AWS Bedrock Knowledge Base Service
Jump to navigation
Jump to search
An AWS Bedrock Knowledge Base Service is a managed vector database AWS AI service by Amazon Web Services that enables semantic search tasks and RAG application tasks through document embeddings and foundation model integrations.
- AKA: Bedrock Knowledge Base, AWS Bedrock KB Service, Amazon Bedrock Knowledge Base.
- Context:
- It can typically perform Document Ingestion through automatic text extractions and embedding generations.
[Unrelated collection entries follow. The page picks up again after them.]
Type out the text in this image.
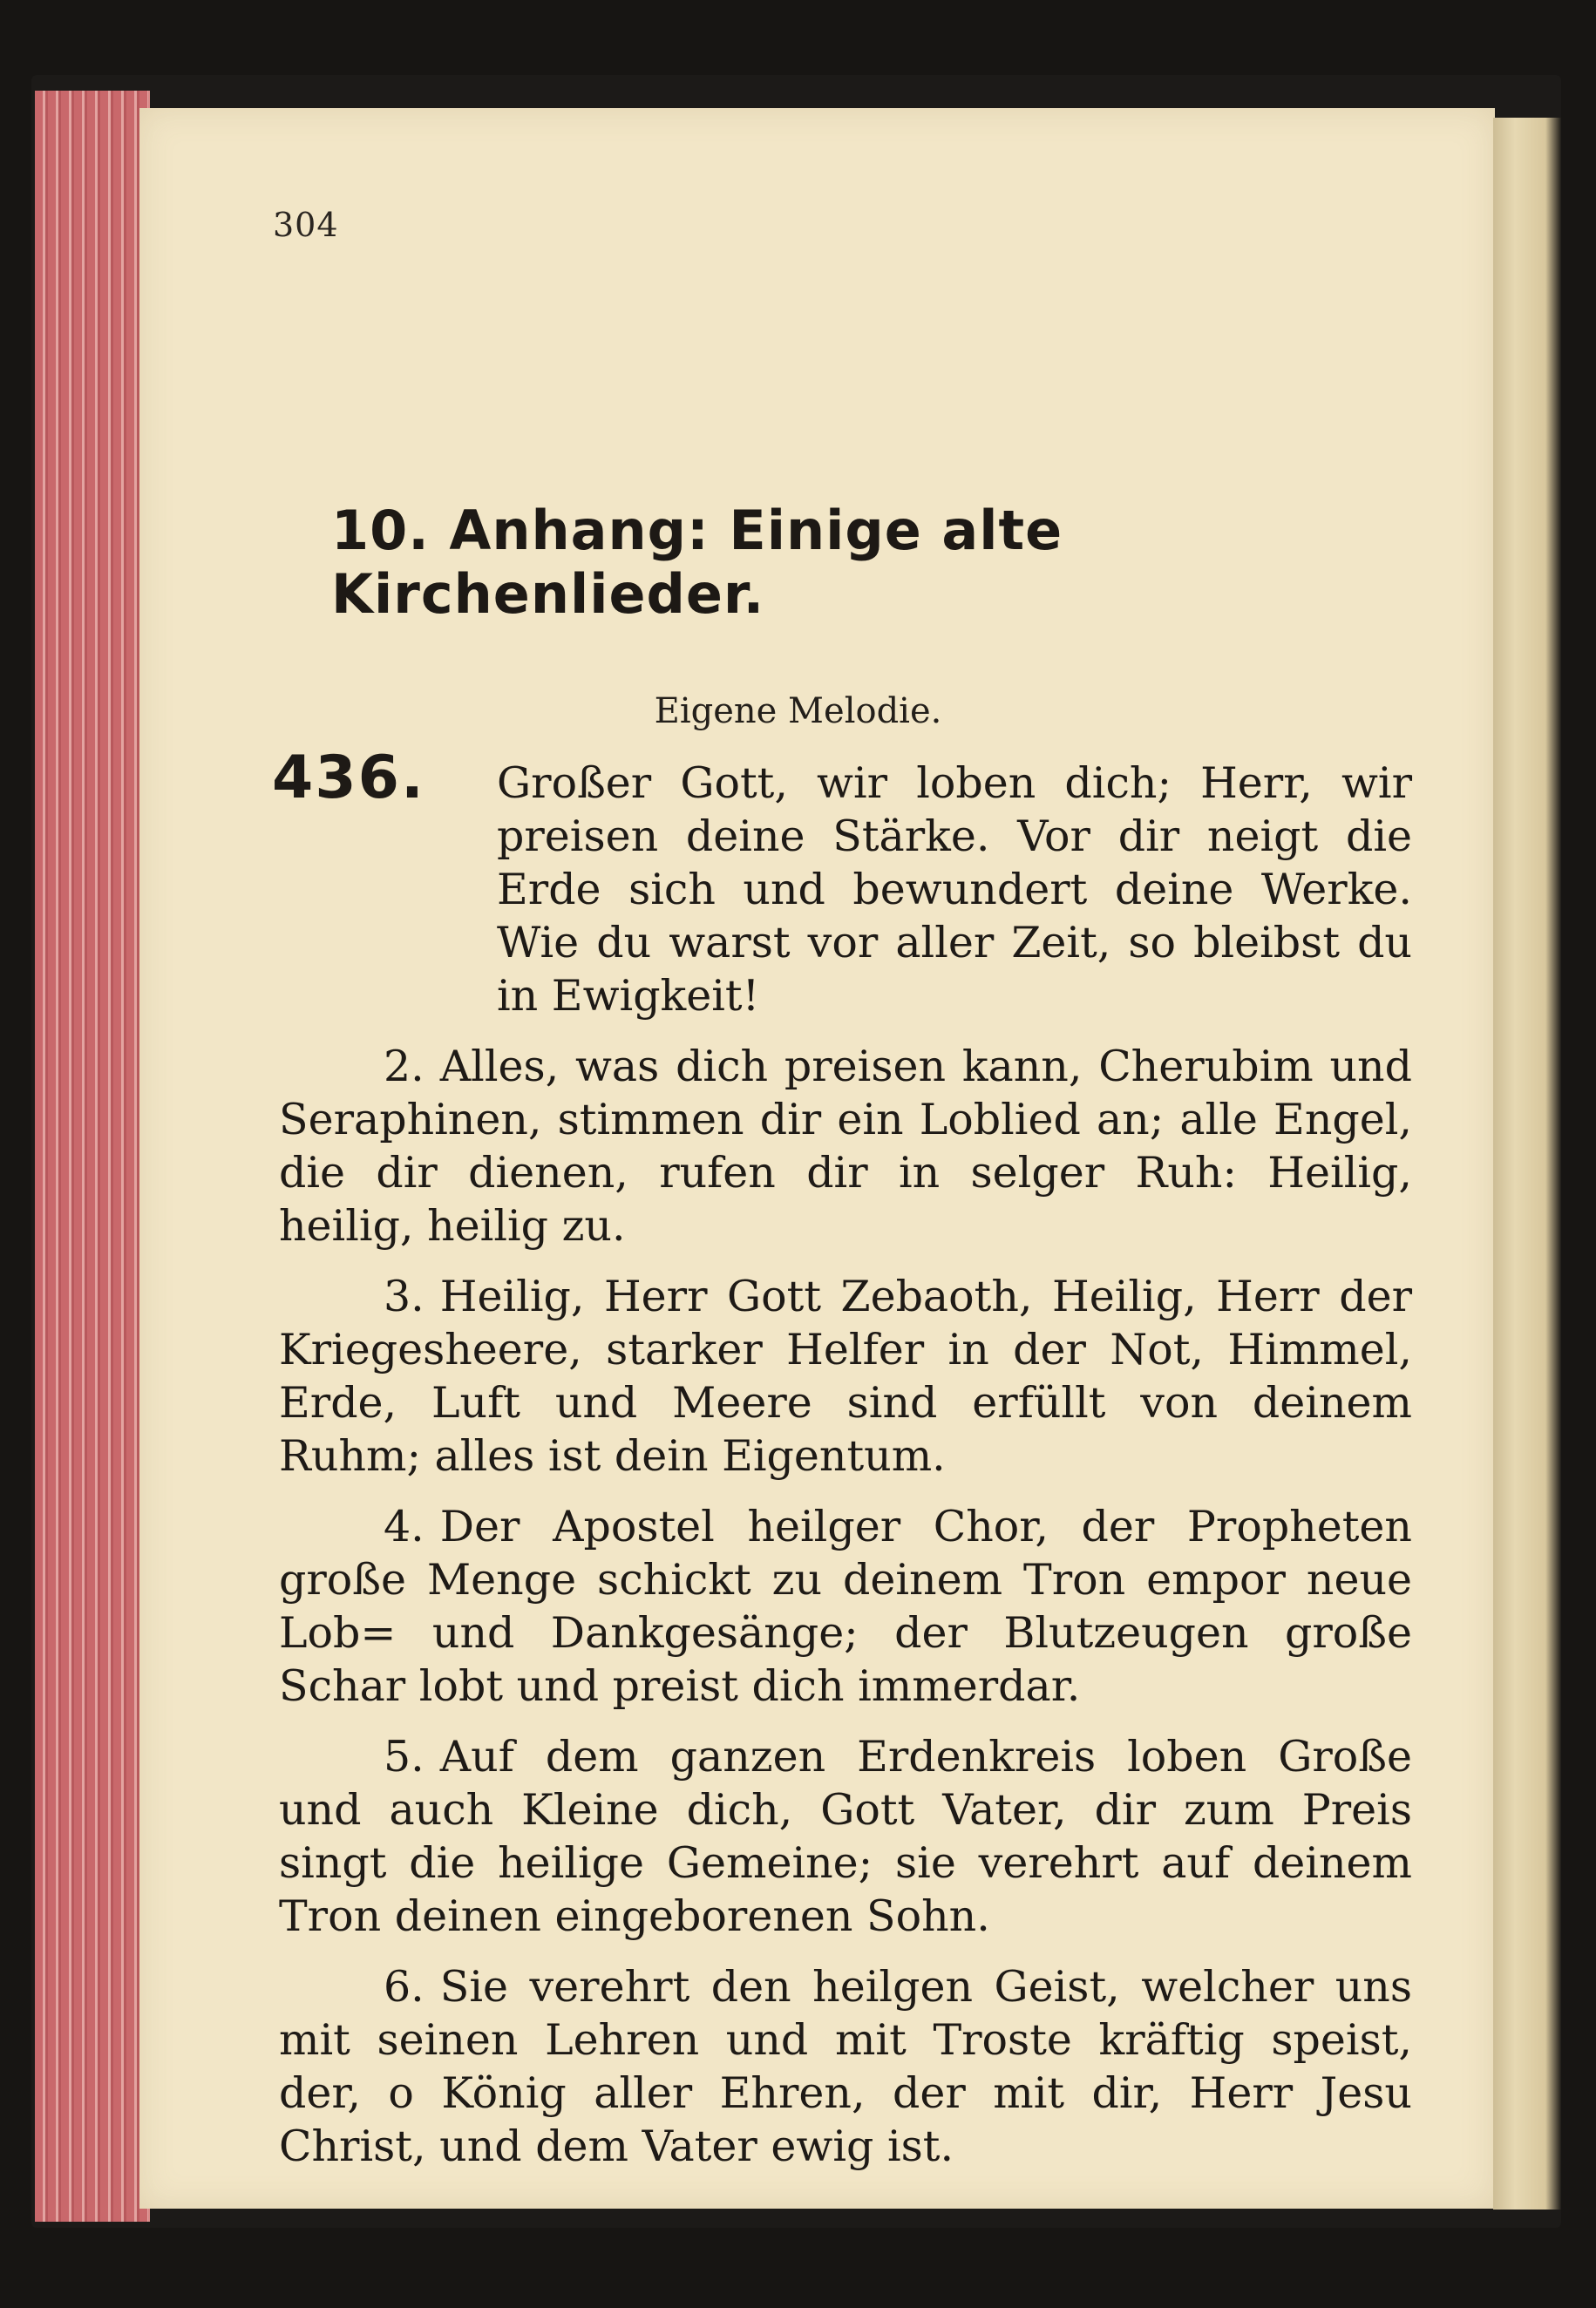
304
10. Anhang: Einige alte Kirchenlieder.
Eigene Melodie.
436.	Großer Gott, wir loben dich; Herr, wir preisen deine Stärke. Vor dir neigt die Erde sich und bewundert deine Werke. Wie du warst vor aller Zeit, so bleibst du in Ewigkeit!

2. Alles, was dich preisen kann, Cherubim und Seraphinen, stimmen dir ein Loblied an; alle Engel, die dir dienen, rufen dir in selger Ruh: Heilig, heilig, heilig zu.

3. Heilig, Herr Gott Zebaoth, Heilig, Herr der Kriegesheere, starker Helfer in der Not, Himmel, Erde, Luft und Meere sind erfüllt von deinem Ruhm; alles ist dein Eigentum.

4. Der Apostel heilger Chor, der Propheten große Menge schickt zu deinem Tron empor neue Lob= und Dankgesänge; der Blutzeugen große Schar lobt und preist dich immerdar.

5. Auf dem ganzen Erdenkreis loben Große und auch Kleine dich, Gott Vater, dir zum Preis singt die heilige Gemeine; sie verehrt auf deinem Tron deinen eingeborenen Sohn.

6. Sie verehrt den heilgen Geist, welcher uns mit seinen Lehren und mit Troste kräftig speist, der, o König aller Ehren, der mit dir, Herr Jesu Christ, und dem Vater ewig ist.
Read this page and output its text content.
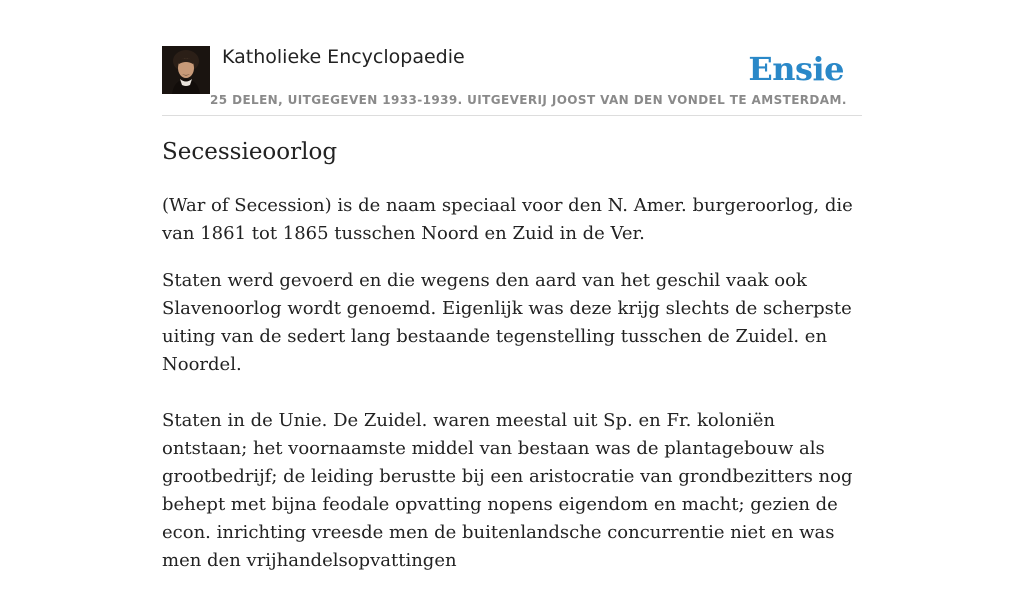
Katholieke Encyclopaedie
25 DELEN, UITGEGEVEN 1933-1939. UITGEVERIJ JOOST VAN DEN VONDEL TE AMSTERDAM.
Ensie
Secessieoorlog

(War of Secession) is de naam speciaal voor den N. Amer. burgeroorlog, die van 1861 tot 1865 tusschen Noord en Zuid in de Ver.

Staten werd gevoerd en die wegens den aard van het geschil vaak ook Slavenoorlog wordt genoemd. Eigenlijk was deze krijg slechts de scherpste uiting van de sedert lang bestaande tegenstelling tusschen de Zuidel. en Noordel.

Staten in de Unie. De Zuidel. waren meestal uit Sp. en Fr. koloniën ontstaan; het voornaamste middel van bestaan was de plantagebouw als grootbedrijf; de leiding berustte bij een aristocratie van grondbezitters nog behept met bijna feodale opvatting nopens eigendom en macht; gezien de econ. inrichting vreesde men de buitenlandsche concurrentie niet en was men den vrijhandelsopvattingen
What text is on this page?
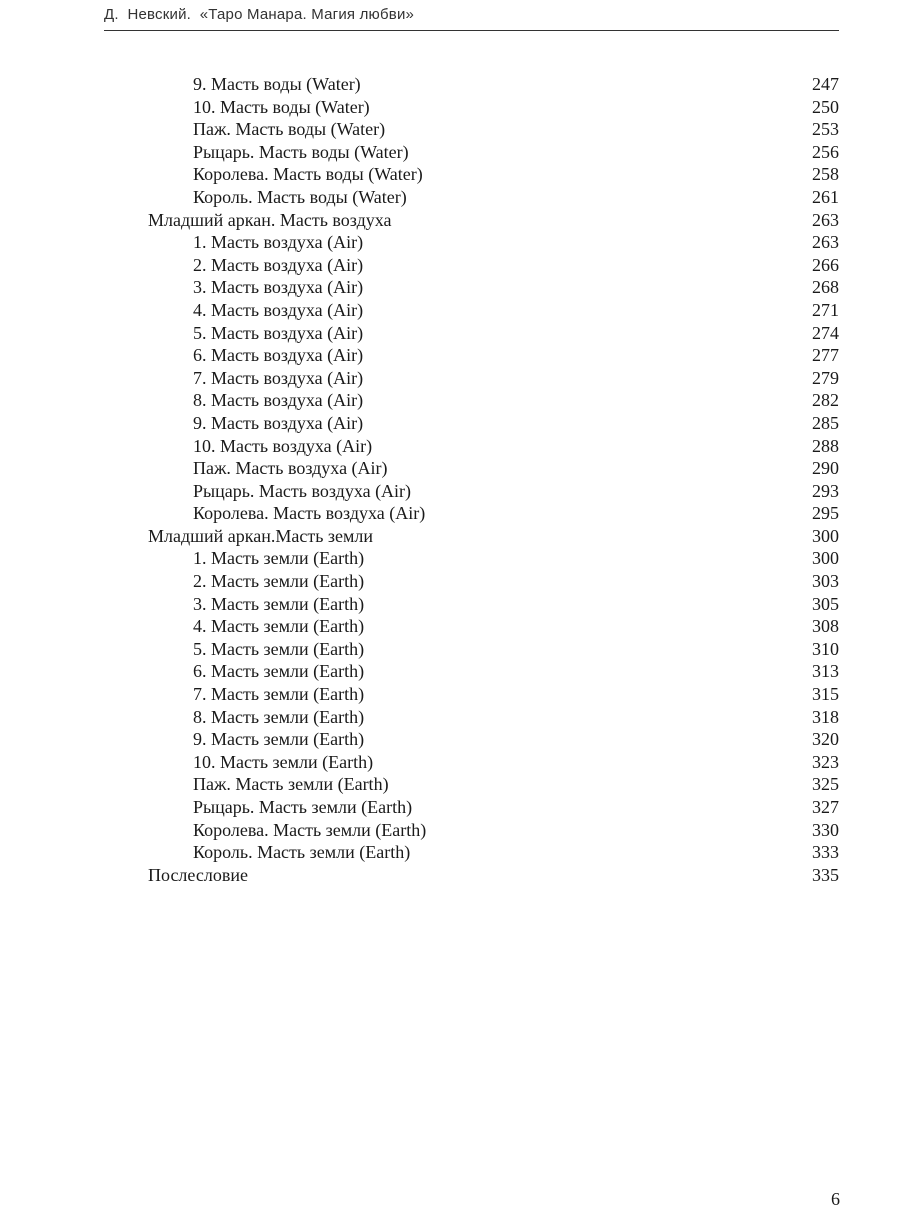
Д.  Невский.  «Таро Манара. Магия любви»
9. Масть воды (Water)	247
10. Масть воды (Water)	250
Паж. Масть воды (Water)	253
Рыцарь. Масть воды (Water)	256
Королева. Масть воды (Water)	258
Король. Масть воды (Water)	261
Младший аркан. Масть воздуха	263
1. Масть воздуха (Air)	263
2. Масть воздуха (Air)	266
3. Масть воздуха (Air)	268
4. Масть воздуха (Air)	271
5. Масть воздуха (Air)	274
6. Масть воздуха (Air)	277
7. Масть воздуха (Air)	279
8. Масть воздуха (Air)	282
9. Масть воздуха (Air)	285
10. Масть воздуха (Air)	288
Паж. Масть воздуха (Air)	290
Рыцарь. Масть воздуха (Air)	293
Королева. Масть воздуха (Air)	295
Младший аркан.Масть земли	300
1. Масть земли (Earth)	300
2. Масть земли (Earth)	303
3. Масть земли (Earth)	305
4. Масть земли (Earth)	308
5. Масть земли (Earth)	310
6. Масть земли (Earth)	313
7. Масть земли (Earth)	315
8. Масть земли (Earth)	318
9. Масть земли (Earth)	320
10. Масть земли (Earth)	323
Паж. Масть земли (Earth)	325
Рыцарь. Масть земли (Earth)	327
Королева. Масть земли (Earth)	330
Король. Масть земли (Earth)	333
Послесловие	335
6
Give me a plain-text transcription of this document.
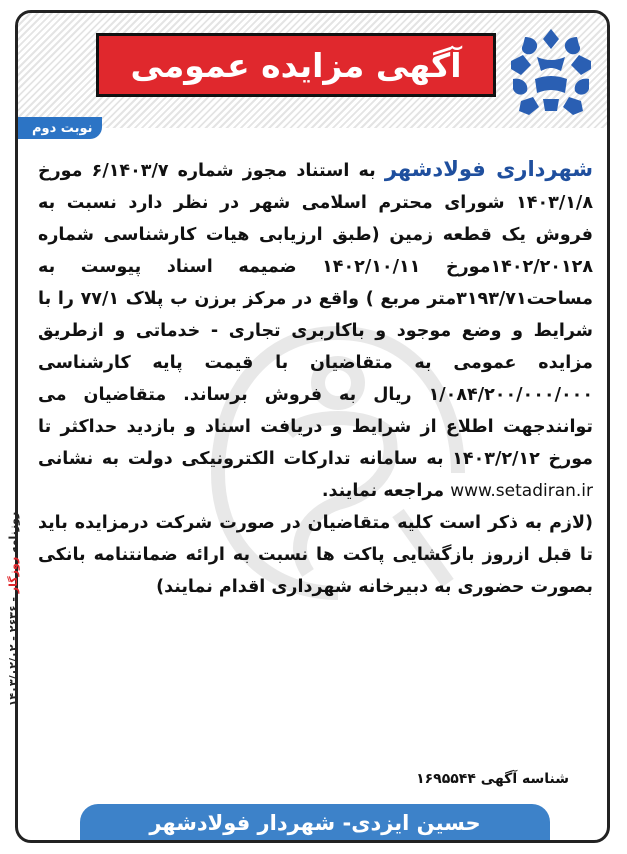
آگهی مزایده عمومی
نوبت دوم

شهرداری فولادشهر به استناد مجوز شماره ۶/۱۴۰۳/۷ مورخ ۱۴۰۳/۱/۸ شورای محترم اسلامی شهر در نظر دارد نسبت به فروش یک قطعه زمین (طبق ارزیابی هیات کارشناسی شماره ۱۴۰۲/۲۰۱۲۸مورخ ۱۴۰۲/۱۰/۱۱ ضمیمه اسناد پیوست به مساحت۳۱۹۳/۷۱متر مربع ) واقع در مرکز برزن ب پلاک ۷۷/۱ را با شرایط و وضع موجود و باکاربری تجاری - خدماتی و ازطریق مزایده عمومی به متقاضیان با قیمت پایه کارشناسی ۱/۰۸۴/۲۰۰/۰۰۰/۰۰۰ ریال به فروش برساند. متقاضیان می توانندجهت اطلاع از شرایط و دریافت اسناد و بازدید حداکثر تا مورخ ۱۴۰۳/۲/۱۲ به سامانه تدارکات الکترونیکی دولت به نشانی www.setadiran.ir مراجعه نمایند.

(لازم به ذکر است کلیه متقاضیان در صورت شرکت درمزایده باید تا قبل ازروز بازگشایی پاکت ها نسبت به ارائه ضمانتنامه بانکی بصورت حضوری به دبیرخانه شهرداری اقدام نمایند)

شناسه آگهی ۱۶۹۵۵۴۴
حسین ایزدی- شهردار فولادشهر
روزنامه روزگار - ۲۶۳۶ - ۱۴۰۳/۰۲/۰۲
- It can typically enable Semantic Search through vector similarity matchings and contextual retrievals.
- It can typically support RAG Pipelines through foundation model integrations and prompt augmentations.
- It can typically manage Vector Storage through managed vector databases and index optimizations.
- It can typically provide Multi-Source Integration through S3 bucket connections and data source synchronizations.
- ...
- It can often implement Hybrid Search through keyword matchings and semantic similaritys.
- It can often enable Metadata Filtering through attribute-based querys and faceted searchs.
- It can often support Incremental Updates through change detections and automatic reindexings.
- It can often facilitate Access Control through IAM integrations and resource-based policys.
- ...
- It can range from being a Simple AWS Bedrock Knowledge Base Service to being a Complex AWS Bedrock Knowledge Base Service, depending on its AWS Bedrock knowledge base data complexity.
- It can range from being a Single-Source AWS Bedrock Knowledge Base Service to being a Multi-Source AWS Bedrock Knowledge Base Service, depending on its AWS Bedrock knowledge base integration scope.
- It can range from being a Small-Scale AWS Bedrock Knowledge Base Service to being an Enterprise-Scale AWS Bedrock Knowledge Base Service, depending on its AWS Bedrock knowledge base document volume.
- It can range from being a Static AWS Bedrock Knowledge Base Service to being a Dynamic AWS Bedrock Knowledge Base Service, depending on its AWS Bedrock knowledge base update frequency.
- ...
- It can integrate with AWS S3 Service for document storage.
- It can connect to AWS OpenSearch Service for vector indexing.
- It can interface with AWS Lambda Service for preprocessing functions.
- It can communicate with AWS Bedrock Agent Service for agentic workflows.
- It can synchronize with AWS CloudWatch Service for performance monitoring.
- ...
- Example(s):
- AWS Bedrock Knowledge Base Service Implementations by domain, such as:
- AWS Bedrock Knowledge Base Service Configurations, such as:
- ...
- Counter-Example(s):
- AWS Kendra Service, which lacks foundation model integration.
- AWS OpenSearch Service, which lacks automatic RAG pipelines.
- Standalone Vector Database, which lacks managed embedding generation.
- See: Vector Database Service, RAG Technique, AWS Bedrock Service, Semantic Search System, Document Embedding System, AWS S3 Service, AWS OpenSearch Service, Knowledge Management System, Information Retrieval System, AWS AI Service.